Posted on: June 4th, 2014 by Tim Saunders

Disabled elderly man having a day out with his wife.As of October 2014 every person who is eligible for continuing healthcare should be offered a personal health budget. The aim of giving people (or their representatives) their own budgets to manage is to promote genuine choice and control over how your assessed care needs are met by providing you with the flexibility to choose your own care provision, within certain boundaries.

If you decide that you would like a personal health budget your Clinical Commissioning Group (CCG) should work with you to set personalised care and wellbeing goals, based upon the assessed needs detailed in your care plan. The CCG will offer you an indicative budget based upon these goals. CCGs may also offer free and independent brokerage services to help you create a support plan and to find appropriate services.

Personal health budgets can be managed in different ways. For example, you may decide that you wish to receive the cash so that you can buy in and manage the care and support services that have been agreed upon in your support plan. However, you do not actually have to handle the money or manage the care yourself, if you don’t want that responsibility. Opting for a ‘notional budget’ gives you choice and control whilst leaving the complexity of employing and managing care services to the NHS.

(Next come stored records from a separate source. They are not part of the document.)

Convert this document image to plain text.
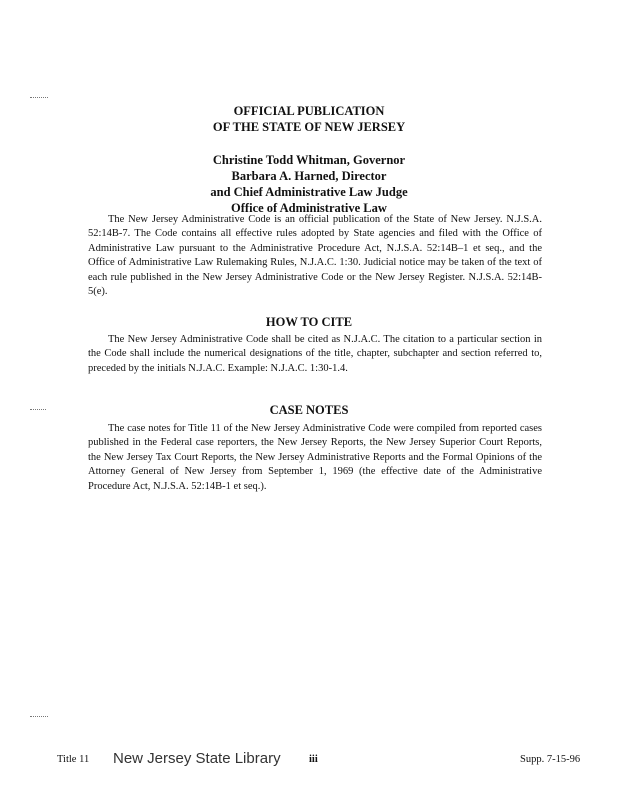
OFFICIAL PUBLICATION
OF THE STATE OF NEW JERSEY
Christine Todd Whitman, Governor
Barbara A. Harned, Director
and Chief Administrative Law Judge
Office of Administrative Law

The New Jersey Administrative Code is an official publication of the State of New Jersey. N.J.S.A. 52:14B-7. The Code contains all effective rules adopted by State agencies and filed with the Office of Administrative Law pursuant to the Administrative Procedure Act, N.J.S.A. 52:14B–1 et seq., and the Office of Administrative Law Rulemaking Rules, N.J.A.C. 1:30. Judicial notice may be taken of the text of each rule published in the New Jersey Administrative Code or the New Jersey Register. N.J.S.A. 52:14B-5(e).

HOW TO CITE

The New Jersey Administrative Code shall be cited as N.J.A.C. The citation to a particular section in the Code shall include the numerical designations of the title, chapter, subchapter and section referred to, preceded by the initials N.J.A.C. Example: N.J.A.C. 1:30-1.4.

CASE NOTES

The case notes for Title 11 of the New Jersey Administrative Code were compiled from reported cases published in the Federal case reporters, the New Jersey Reports, the New Jersey Superior Court Reports, the New Jersey Tax Court Reports, the New Jersey Administrative Reports and the Formal Opinions of the Attorney General of New Jersey from September 1, 1969 (the effective date of the Administrative Procedure Act, N.J.S.A. 52:14B-1 et seq.).

Title 11 New Jersey State Library	iii	Supp. 7-15-96
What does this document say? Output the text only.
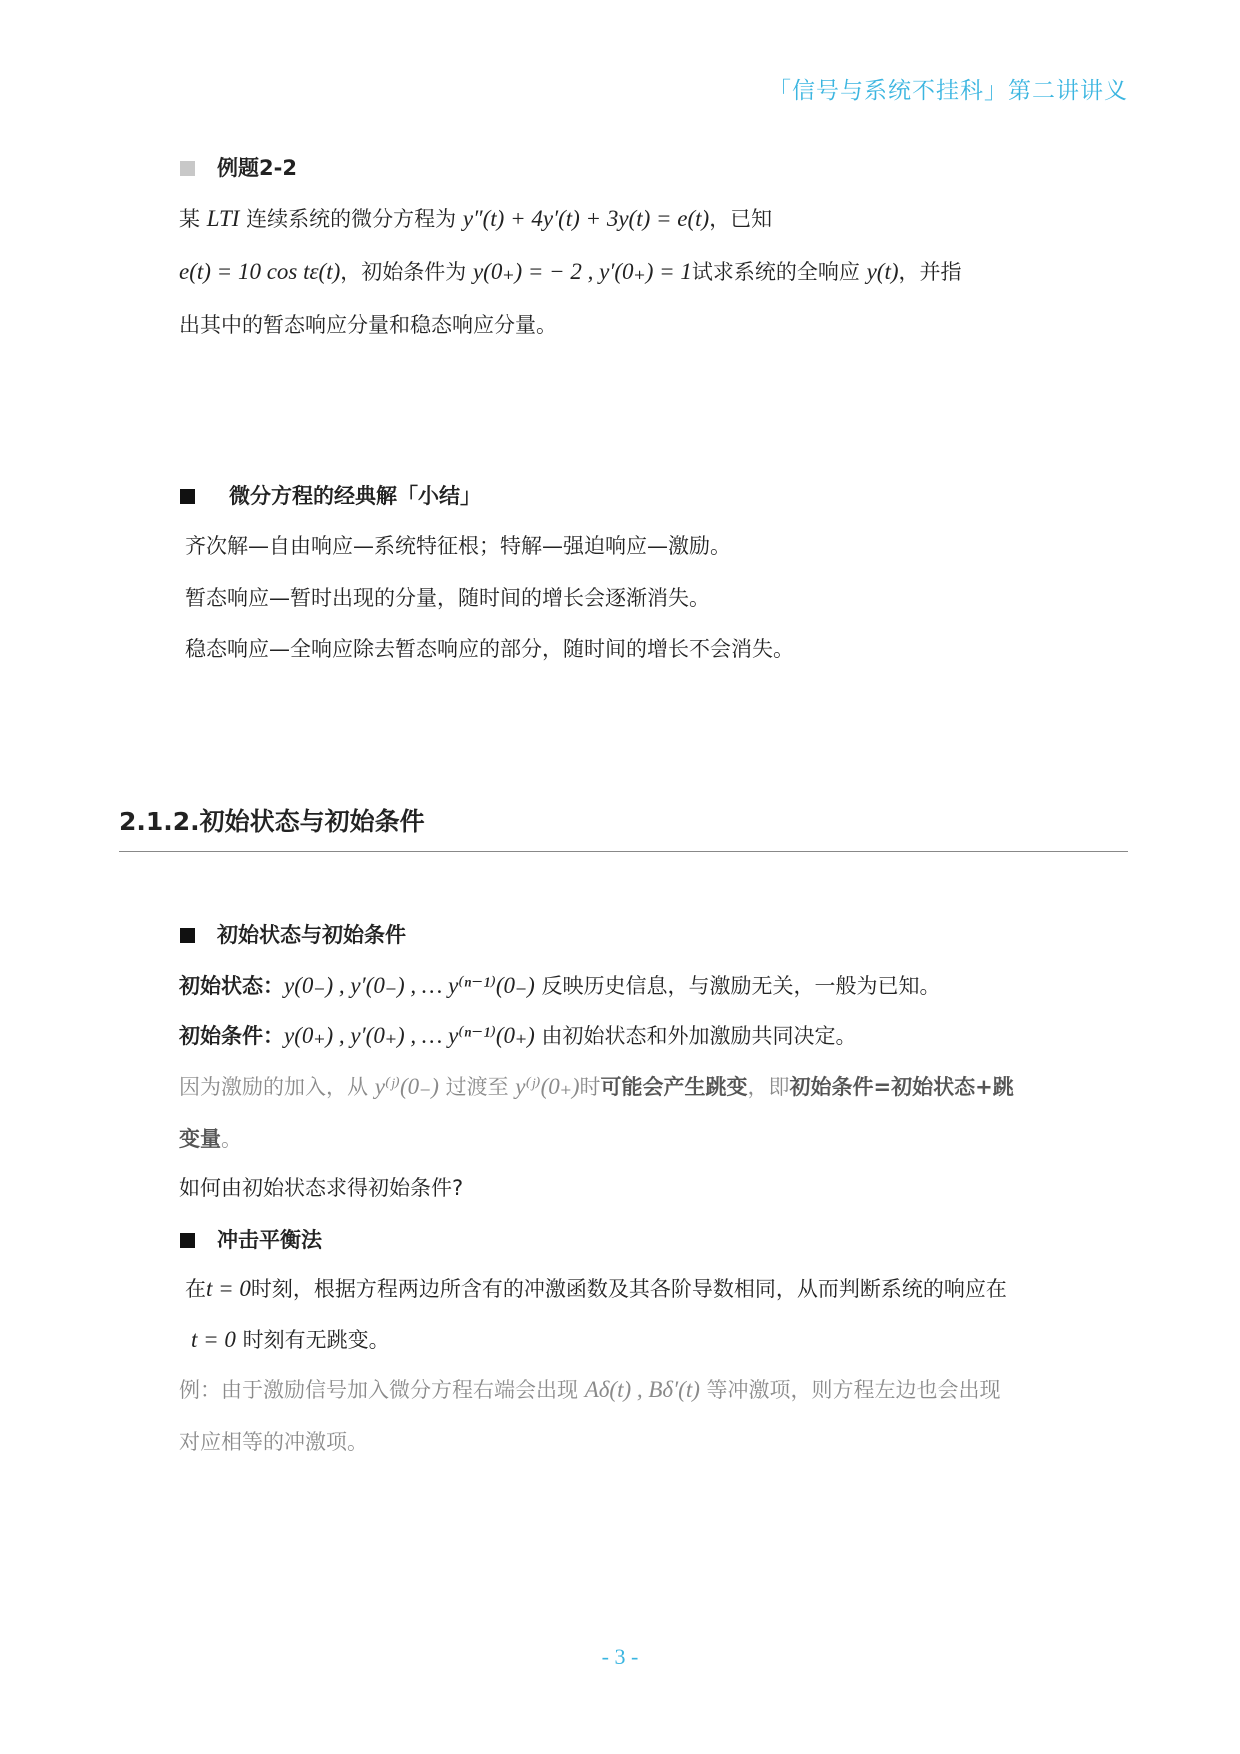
「信号与系统不挂科」第二讲讲义
例题2-2
某 LTI 连续系统的微分方程为 y″(t) + 4y′(t) + 3y(t) = e(t)，已知
e(t) = 10 cos tε(t)，初始条件为 y(0₊) = − 2 , y′(0₊) = 1试求系统的全响应 y(t)，并指
出其中的暂态响应分量和稳态响应分量。
微分方程的经典解「小结」
齐次解—自由响应—系统特征根；特解—强迫响应—激励。
暂态响应—暂时出现的分量，随时间的增长会逐渐消失。
稳态响应—全响应除去暂态响应的部分，随时间的增长不会消失。
2.1.2.初始状态与初始条件
初始状态与初始条件
初始状态：y(0₋) , y′(0₋) , … y⁽ⁿ⁻¹⁾(0₋) 反映历史信息，与激励无关，一般为已知。
初始条件：y(0₊) , y′(0₊) , … y⁽ⁿ⁻¹⁾(0₊) 由初始状态和外加激励共同决定。
因为激励的加入，从 y⁽ʲ⁾(0₋) 过渡至 y⁽ʲ⁾(0₊)时可能会产生跳变，即初始条件=初始状态+跳
变量。
如何由初始状态求得初始条件?
冲击平衡法
在t = 0时刻，根据方程两边所含有的冲激函数及其各阶导数相同，从而判断系统的响应在
t = 0 时刻有无跳变。
例：由于激励信号加入微分方程右端会出现 Aδ(t) , Bδ′(t) 等冲激项，则方程左边也会出现
对应相等的冲激项。
- 3 -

Between 2009 and 2012 the Department of Health ran a pilot programme for personal health budgets with Oxfordshire chosen to be one of the in-depth pilot sites. Our team at Beacon were heavily involved in the pilot through Age UK Oxfordshire from the outset, which gave us the opportunity to influence key strategic decisions from an independent perspective on behalf of our clients.

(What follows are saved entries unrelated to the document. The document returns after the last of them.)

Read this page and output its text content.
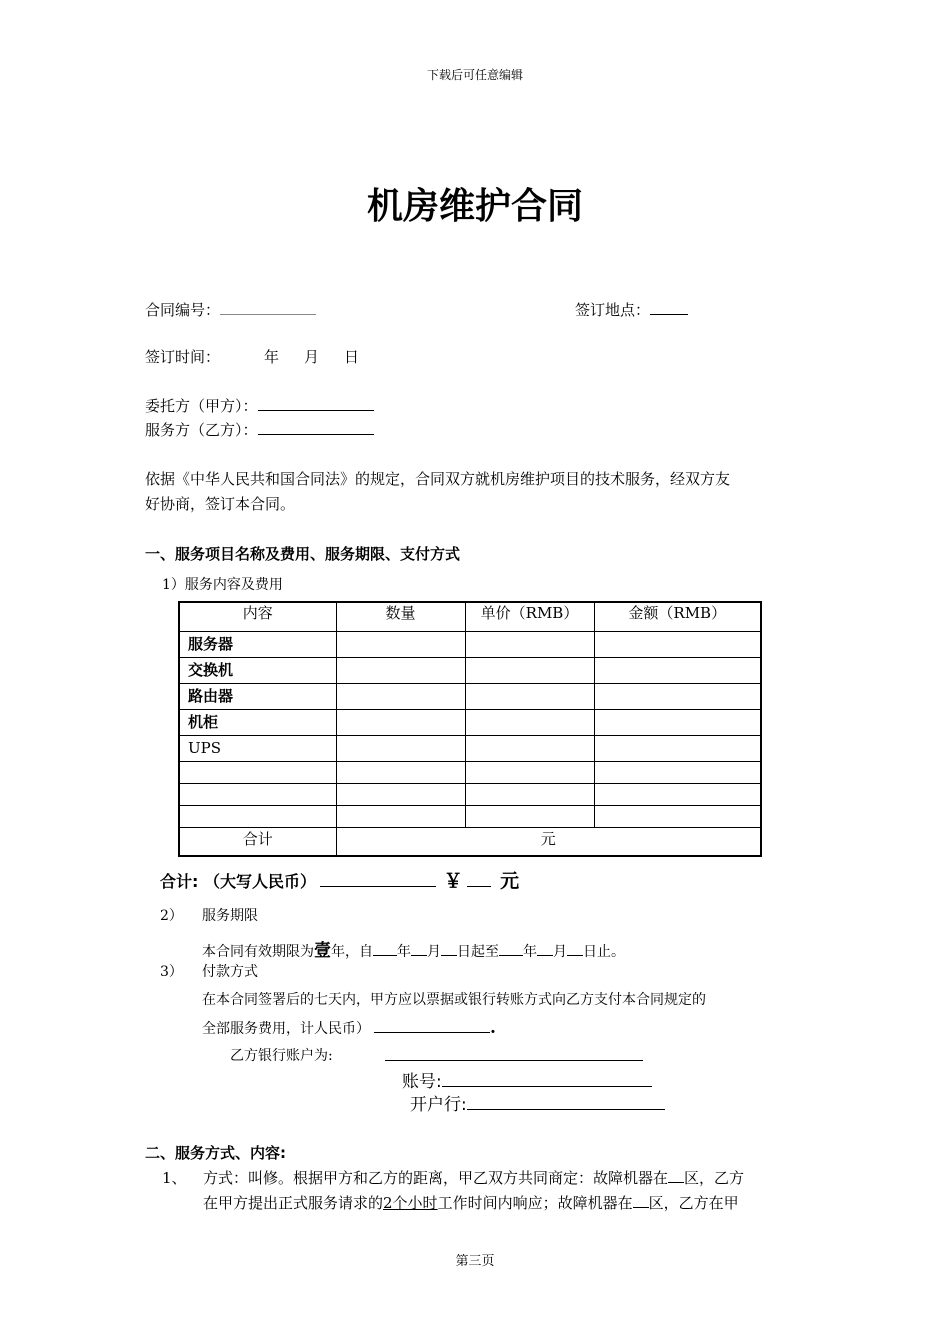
下载后可任意编辑
机房维护合同
合同编号：	签订地点：
签订时间：	年 月 日
委托方（甲方）：
服务方（乙方）：
依据《中华人民共和国合同法》的规定，合同双方就机房维护项目的技术服务，经双方友
好协商，签订本合同。
一、服务项目名称及费用、服务期限、支付方式
1）服务内容及费用
内容	数量	单价（RMB）	金额（RMB）
服务器			
交换机			
路由器			
机柜			
UPS			

合计	元		
合计: （大写人民币）	￥ 元
2） 服务期限
本合同有效期限为壹年，自 年 月 日起至 年 月 日止。
3） 付款方式
在本合同签署后的七天内，甲方应以票据或银行转账方式向乙方支付本合同规定的
全部服务费用，计人民币）	.
乙方银行账户为:
账号:
开户行:
二、服务方式、内容:
1、 方式：叫修。根据甲方和乙方的距离，甲乙双方共同商定：故障机器在 区，乙方
在甲方提出正式服务请求的2个小时工作时间内响应；故障机器在 区，乙方在甲
第三页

There are a number of practical, administrative and cultural changes that each CCG must implement in order for them to be in a position to offer personal health budgets. Despite the progress made by the pilot sites in recent years, we have been concerned for some time that many CCGs have not moved quickly enough to put appropriate systems in place in order for them to be in a position to offer personal health budgets by October of this year.

We welcome the news this week that NHS England have awarded a further 191 Clinical Commissioning Groups £20,000 each to get personal health budgets systems up and running in their area. Nevertheless, GP Commissioning Leads are already voicing their concern that the money is a drop in the ocean compared the funding necessary to implement the required changes.

NHS England maintain that personal health budgets are not about giving people who are eligible for continuing healthcare more money, but about providing them with the support and freedom they need to use the money in a different way, with the aim being to promote genuine choice. Whilst we welcome these intentions, we have always been sceptical about the reality of increasing personal choice when individual budgets are often only just enough to meet the assessed needs of people with very intense or complex care needs. It is difficult to see how genuine choice can be achieved without individual budgets being increased.

Certainly, the take-up of personal health budgets for people who receive their care in a care home has been very low indeed in comparison to people who are looked after in their own home. This raises questions over how effective personal health budgets have been in promoting genuine choice in a care environment for the most vulnerable of our society.